With lignite generation collapsing, the key relationship in Greece's generation mix is no longer between gas and lignite, but between gas and renewables.
Combined wind and solar generation has consistently exceeded 1 TWh/month this year and could quite possibly surpass gas-fired generation for the first time over a full month in August.
For April gas met 35.4% of national net power demand, renewables 34.6%, imports 22.1%, hydro 4.7% and lignite just 3.1%.
With regard to electricity imports for April of 754 GWh, EnEx noted "anti-economic" flows from Italy for 461 hours in the month (64% of the time) and for 265 hours with Bulgaria.
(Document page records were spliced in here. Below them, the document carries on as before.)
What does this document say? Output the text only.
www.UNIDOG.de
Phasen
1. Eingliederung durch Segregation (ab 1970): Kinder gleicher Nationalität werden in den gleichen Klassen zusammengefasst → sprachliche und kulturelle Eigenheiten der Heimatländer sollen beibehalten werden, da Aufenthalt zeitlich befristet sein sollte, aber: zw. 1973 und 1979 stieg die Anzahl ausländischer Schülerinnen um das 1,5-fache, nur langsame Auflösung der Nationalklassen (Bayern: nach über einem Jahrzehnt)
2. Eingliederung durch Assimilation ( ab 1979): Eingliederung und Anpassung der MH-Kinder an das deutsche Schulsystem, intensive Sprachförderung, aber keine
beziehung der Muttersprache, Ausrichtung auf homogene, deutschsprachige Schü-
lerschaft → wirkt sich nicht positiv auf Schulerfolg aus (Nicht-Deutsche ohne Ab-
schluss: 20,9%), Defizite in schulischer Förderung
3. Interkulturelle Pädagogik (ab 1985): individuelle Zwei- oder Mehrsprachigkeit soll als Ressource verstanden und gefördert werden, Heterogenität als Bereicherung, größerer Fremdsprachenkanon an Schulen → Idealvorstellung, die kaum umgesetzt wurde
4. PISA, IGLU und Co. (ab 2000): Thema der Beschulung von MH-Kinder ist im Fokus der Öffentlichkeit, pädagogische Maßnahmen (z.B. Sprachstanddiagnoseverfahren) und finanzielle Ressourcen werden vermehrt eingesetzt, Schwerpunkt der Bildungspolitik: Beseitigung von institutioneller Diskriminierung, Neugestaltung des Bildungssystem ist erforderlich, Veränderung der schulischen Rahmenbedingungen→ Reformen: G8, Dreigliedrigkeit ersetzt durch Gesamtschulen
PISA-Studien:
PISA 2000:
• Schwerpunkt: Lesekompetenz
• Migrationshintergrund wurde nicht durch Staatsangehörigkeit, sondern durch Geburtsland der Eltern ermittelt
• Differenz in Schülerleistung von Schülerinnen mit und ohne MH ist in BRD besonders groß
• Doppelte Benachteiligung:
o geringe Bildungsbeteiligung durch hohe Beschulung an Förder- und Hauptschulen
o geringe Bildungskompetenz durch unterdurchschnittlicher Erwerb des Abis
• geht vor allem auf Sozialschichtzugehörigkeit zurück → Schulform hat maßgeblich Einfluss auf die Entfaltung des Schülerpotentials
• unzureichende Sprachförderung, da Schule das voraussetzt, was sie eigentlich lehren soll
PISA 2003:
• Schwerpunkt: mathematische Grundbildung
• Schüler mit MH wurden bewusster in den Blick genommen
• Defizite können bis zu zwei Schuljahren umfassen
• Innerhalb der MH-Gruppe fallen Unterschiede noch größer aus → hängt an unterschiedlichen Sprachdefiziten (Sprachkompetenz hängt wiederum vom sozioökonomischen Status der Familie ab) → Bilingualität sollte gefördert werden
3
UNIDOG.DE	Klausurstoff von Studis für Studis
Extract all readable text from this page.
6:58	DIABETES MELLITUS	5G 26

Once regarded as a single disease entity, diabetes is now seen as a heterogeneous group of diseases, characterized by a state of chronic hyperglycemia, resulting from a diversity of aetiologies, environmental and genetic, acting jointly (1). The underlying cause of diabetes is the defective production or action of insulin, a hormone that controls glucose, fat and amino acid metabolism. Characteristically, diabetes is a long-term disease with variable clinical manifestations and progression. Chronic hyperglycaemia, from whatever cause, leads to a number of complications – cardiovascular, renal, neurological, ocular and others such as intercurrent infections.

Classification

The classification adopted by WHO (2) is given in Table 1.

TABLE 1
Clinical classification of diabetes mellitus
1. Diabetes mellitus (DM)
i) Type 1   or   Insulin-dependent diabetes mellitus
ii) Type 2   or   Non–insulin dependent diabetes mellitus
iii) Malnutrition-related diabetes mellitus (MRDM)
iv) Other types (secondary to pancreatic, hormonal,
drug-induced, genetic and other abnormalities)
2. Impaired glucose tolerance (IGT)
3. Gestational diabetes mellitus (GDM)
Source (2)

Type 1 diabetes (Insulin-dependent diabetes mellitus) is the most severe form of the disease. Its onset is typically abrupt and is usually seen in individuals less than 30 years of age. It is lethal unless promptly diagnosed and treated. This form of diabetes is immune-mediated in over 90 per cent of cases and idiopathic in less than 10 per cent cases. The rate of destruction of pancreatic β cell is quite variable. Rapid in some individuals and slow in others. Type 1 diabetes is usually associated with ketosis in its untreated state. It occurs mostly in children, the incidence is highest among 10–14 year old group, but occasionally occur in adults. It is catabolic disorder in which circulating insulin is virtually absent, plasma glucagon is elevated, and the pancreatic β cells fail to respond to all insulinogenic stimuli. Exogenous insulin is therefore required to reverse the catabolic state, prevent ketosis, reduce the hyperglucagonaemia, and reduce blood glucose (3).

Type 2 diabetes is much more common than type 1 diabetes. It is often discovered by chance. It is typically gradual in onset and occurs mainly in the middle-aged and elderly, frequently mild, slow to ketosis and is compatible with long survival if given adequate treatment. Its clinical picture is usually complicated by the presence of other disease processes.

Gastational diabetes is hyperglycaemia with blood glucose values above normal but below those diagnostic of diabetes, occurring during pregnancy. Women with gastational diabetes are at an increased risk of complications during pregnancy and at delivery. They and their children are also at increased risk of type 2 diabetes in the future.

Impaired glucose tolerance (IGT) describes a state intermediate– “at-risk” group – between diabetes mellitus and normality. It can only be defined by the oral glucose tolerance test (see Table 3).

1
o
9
These are hours of actual imports from a higher-priced market to a lower-priced market under short-term capacity rights that would not have taken place if the respective markets had been market-coupled, the system operator said.
In the market, system spot prices fell heavily, down Eur15.14/MWh (34%) on the month and 54% year on year to average Eur28.51/MWh – the lowest monthly price in Greece for four years.
State generator PPC's domestic generation market share in April was stable on the month at 26% (including the hived off Megalopolis plant), while DAPEEP, the system operator's renewable energy single buyer subsidiary, saw its share rise over two percentage points from March to 36%.
Then came the country's leading independent combined cycle gas turbine operators Mytilineos (10.5%) and Elpedison (10%) , both down on the month, followed by Korinthos Power (6%, this plant 65%-owned by Mytilineos) and Heron II Viotias (5.5%).